そこで、家族や職場以外のコミュニティとして、「自己開示および自己表現を行える場所」が怒りのコントロールに繋がります。

以上が「アンガーマネジメント」の要約まとめです

さいごに少し、アンガーマネジメントを知らない人が怒ったときの対処法について。

「相手の怒りはどうしたらいい?」

「アンガーマネジメント」の要約内容を活用して相手の機嫌を確認しようとする人のイメージ

相手の怒りは、相手自身が生み出したものであるため、変えることはできません。

怒りに対処するとき、大事なのは怒りの原因となる相手の一次感情に寄り添うことです。

(例)

3人の飲食席で自分だけ水が出されなかったので怒っている人(相手)がいるとします。

この場合、もちろん相手の怒りそのものではなく、怒りの原因である一次感情を考えます。

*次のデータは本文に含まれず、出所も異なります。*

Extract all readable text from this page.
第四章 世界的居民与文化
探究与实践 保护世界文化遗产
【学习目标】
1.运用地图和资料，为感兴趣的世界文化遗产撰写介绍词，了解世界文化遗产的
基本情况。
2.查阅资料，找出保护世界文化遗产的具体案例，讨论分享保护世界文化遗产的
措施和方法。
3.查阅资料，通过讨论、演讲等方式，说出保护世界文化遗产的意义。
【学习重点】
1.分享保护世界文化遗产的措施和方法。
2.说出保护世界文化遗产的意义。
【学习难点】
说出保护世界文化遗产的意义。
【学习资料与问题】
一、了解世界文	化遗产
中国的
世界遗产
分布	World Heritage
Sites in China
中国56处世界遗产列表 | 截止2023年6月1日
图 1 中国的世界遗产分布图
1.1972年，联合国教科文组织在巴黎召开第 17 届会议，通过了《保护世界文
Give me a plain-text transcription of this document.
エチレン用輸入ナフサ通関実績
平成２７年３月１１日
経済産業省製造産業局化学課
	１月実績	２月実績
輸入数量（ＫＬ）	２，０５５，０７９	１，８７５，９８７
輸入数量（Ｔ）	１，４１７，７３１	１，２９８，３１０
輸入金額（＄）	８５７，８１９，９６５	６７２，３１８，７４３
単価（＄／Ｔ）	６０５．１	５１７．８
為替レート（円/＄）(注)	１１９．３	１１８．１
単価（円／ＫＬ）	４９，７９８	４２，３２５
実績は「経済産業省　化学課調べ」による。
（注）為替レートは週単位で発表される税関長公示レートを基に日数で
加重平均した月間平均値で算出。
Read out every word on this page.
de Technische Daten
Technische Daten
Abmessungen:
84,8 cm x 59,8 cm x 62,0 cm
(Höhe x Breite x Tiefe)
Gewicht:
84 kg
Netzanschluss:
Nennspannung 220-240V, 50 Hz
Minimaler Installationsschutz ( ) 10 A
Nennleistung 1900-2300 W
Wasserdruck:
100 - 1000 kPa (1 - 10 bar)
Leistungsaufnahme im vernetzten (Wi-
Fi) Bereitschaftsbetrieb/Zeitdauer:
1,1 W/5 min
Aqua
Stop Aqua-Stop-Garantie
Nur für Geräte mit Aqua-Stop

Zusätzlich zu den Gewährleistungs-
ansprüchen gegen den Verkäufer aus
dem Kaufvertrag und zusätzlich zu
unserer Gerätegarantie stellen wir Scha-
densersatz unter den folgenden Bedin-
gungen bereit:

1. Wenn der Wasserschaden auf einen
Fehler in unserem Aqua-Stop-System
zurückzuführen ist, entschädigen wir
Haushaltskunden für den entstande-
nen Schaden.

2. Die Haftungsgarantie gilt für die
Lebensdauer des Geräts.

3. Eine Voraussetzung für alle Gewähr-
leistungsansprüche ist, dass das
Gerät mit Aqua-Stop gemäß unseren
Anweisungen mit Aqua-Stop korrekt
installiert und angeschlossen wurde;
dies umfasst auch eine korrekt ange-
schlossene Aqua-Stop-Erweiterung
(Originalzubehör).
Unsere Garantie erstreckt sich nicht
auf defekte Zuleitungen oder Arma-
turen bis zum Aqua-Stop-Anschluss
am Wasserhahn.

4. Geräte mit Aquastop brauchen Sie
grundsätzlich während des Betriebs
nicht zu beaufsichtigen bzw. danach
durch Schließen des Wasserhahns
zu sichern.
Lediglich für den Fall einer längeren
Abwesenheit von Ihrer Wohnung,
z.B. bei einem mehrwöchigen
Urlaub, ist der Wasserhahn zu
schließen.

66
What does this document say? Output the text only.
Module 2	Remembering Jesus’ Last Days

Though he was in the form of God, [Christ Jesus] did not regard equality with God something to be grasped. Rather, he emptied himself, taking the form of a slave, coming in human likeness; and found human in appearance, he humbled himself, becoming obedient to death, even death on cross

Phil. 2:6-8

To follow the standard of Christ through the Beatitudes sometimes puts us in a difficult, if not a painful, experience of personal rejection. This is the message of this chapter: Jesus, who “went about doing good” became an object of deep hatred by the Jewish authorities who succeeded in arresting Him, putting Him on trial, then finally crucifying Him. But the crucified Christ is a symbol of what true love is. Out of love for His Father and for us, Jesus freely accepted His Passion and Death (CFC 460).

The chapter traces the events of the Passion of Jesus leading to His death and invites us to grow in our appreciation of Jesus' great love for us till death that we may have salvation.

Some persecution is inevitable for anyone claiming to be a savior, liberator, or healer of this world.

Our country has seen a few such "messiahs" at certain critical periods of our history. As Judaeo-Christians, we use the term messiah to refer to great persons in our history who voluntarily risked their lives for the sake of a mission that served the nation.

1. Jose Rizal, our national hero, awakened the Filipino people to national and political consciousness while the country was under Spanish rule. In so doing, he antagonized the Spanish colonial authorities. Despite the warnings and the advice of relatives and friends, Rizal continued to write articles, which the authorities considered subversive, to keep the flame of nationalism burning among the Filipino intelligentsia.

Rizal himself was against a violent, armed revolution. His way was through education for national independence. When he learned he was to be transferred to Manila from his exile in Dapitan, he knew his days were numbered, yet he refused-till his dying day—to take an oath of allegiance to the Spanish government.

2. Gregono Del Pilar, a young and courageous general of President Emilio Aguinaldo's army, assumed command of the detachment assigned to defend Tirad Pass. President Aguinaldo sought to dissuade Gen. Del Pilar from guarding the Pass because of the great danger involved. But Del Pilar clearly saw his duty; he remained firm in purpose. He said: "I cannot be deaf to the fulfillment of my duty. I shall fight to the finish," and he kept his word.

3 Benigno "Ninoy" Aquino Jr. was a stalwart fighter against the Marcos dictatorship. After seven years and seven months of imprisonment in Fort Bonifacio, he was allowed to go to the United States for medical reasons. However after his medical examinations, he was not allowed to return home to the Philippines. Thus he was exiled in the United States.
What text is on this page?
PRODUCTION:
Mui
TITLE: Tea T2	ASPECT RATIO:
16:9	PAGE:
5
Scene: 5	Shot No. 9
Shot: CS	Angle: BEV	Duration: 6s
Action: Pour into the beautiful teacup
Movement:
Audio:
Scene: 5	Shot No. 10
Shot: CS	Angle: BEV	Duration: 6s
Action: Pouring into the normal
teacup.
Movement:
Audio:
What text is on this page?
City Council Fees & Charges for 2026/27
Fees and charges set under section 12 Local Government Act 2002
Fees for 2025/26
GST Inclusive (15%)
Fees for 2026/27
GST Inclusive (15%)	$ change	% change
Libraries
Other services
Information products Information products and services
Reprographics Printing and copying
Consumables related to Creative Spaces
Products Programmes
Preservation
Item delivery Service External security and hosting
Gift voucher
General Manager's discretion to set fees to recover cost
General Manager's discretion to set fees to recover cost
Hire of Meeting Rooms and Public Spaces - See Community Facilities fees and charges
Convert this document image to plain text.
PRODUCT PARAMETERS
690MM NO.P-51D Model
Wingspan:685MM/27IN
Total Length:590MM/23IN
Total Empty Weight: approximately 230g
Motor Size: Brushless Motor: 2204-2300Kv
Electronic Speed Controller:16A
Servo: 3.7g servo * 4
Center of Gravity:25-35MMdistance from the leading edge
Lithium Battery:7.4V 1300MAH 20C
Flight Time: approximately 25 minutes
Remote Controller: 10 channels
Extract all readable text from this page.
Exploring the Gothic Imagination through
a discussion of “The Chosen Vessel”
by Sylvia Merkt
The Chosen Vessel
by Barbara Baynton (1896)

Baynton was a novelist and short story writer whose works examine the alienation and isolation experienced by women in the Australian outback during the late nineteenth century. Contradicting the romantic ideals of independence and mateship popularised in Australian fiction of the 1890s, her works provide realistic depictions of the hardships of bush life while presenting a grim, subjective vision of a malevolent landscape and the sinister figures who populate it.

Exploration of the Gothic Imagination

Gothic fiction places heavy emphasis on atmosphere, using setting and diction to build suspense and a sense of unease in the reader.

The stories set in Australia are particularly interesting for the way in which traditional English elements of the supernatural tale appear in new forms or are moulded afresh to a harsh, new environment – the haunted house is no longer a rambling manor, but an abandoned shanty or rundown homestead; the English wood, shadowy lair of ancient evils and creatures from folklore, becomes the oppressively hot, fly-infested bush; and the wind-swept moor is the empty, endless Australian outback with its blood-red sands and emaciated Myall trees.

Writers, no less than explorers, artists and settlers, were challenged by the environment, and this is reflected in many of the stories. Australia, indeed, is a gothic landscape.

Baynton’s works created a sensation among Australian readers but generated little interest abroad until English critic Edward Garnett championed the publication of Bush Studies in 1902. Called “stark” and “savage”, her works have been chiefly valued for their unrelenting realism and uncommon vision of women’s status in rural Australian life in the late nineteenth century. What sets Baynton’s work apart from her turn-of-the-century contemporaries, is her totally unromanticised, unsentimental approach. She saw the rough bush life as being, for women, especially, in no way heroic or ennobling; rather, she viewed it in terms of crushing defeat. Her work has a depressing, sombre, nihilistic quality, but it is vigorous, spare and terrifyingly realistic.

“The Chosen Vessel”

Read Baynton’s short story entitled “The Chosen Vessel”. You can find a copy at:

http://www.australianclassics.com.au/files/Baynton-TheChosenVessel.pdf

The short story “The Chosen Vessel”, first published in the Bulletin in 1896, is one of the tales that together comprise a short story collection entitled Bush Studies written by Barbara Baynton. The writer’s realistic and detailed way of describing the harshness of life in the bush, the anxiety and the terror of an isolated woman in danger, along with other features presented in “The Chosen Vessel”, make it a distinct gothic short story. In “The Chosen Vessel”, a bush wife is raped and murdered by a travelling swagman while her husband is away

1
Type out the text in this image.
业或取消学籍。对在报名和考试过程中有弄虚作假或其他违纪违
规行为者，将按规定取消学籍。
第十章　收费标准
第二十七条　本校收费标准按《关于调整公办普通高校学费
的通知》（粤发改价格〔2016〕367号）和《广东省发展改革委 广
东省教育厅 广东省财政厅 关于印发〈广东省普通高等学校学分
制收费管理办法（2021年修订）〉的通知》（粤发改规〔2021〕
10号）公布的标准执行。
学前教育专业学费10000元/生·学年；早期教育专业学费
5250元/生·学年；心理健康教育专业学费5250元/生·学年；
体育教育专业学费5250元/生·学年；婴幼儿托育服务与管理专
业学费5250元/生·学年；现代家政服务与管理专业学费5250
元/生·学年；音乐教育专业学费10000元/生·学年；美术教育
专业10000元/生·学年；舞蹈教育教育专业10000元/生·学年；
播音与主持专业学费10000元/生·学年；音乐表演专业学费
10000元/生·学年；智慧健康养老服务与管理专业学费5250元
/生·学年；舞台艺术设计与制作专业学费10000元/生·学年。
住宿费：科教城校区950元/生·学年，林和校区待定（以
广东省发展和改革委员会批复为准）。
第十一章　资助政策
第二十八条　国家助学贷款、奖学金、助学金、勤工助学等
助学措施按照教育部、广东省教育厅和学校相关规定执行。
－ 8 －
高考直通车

怒りの原因は水がないことではなく、「3人いるのに自分だけぞんざいに扱われている」悲しみです。

つまり、怒りの原因となる一次感情は悲しみであり、「粗末な対応をされたこと」です。

よってこの場合、謝罪や丁寧な対応が、相手の一次感情に寄り添うことになります。

「アンガーマネジメント」の要約内容を活用して相手に寄り添う人のイメージ

怒りに対応するのではなく、怒りの一次感情に寄り添うことがポイントです。

また、怒っている相手には、アドバイスではなく共感が効果的です。

【まとめ】

怒りのコントロール方法が紹介された書籍「アンガーマネジメント」の要約まとめです。

「アンガーマネジメント」要約まとめ
  1. 怒りをコントロールする術を身に着ける
  2. やがて心理的安全性が生まれ、生産性が高まる

(青字タップで項目へ)

  1. (怒ったときに)数値化する
  2. (怒ったときに)言葉を決めておく
  3. (怒ったときに)深呼吸する
  1. 記録(アンガーログ)
  2. 分類(ストレスログ)
  3. 自己受容(サクセスログ)
心理的安全性が保たれている現場の特徴
  1. 自己開示(心が開ける)
  2. 自己表現(自分の言葉で話せる)
  3. 自己認識(自分はここにいて良いと思える)

Google が実施した4年に及ぶ研究結果。

心理的安全性によって生産性の高まりが実証されたことで、怒りのコントロールはますます重要化されました。

学校の授業などで習いたい内容ですね。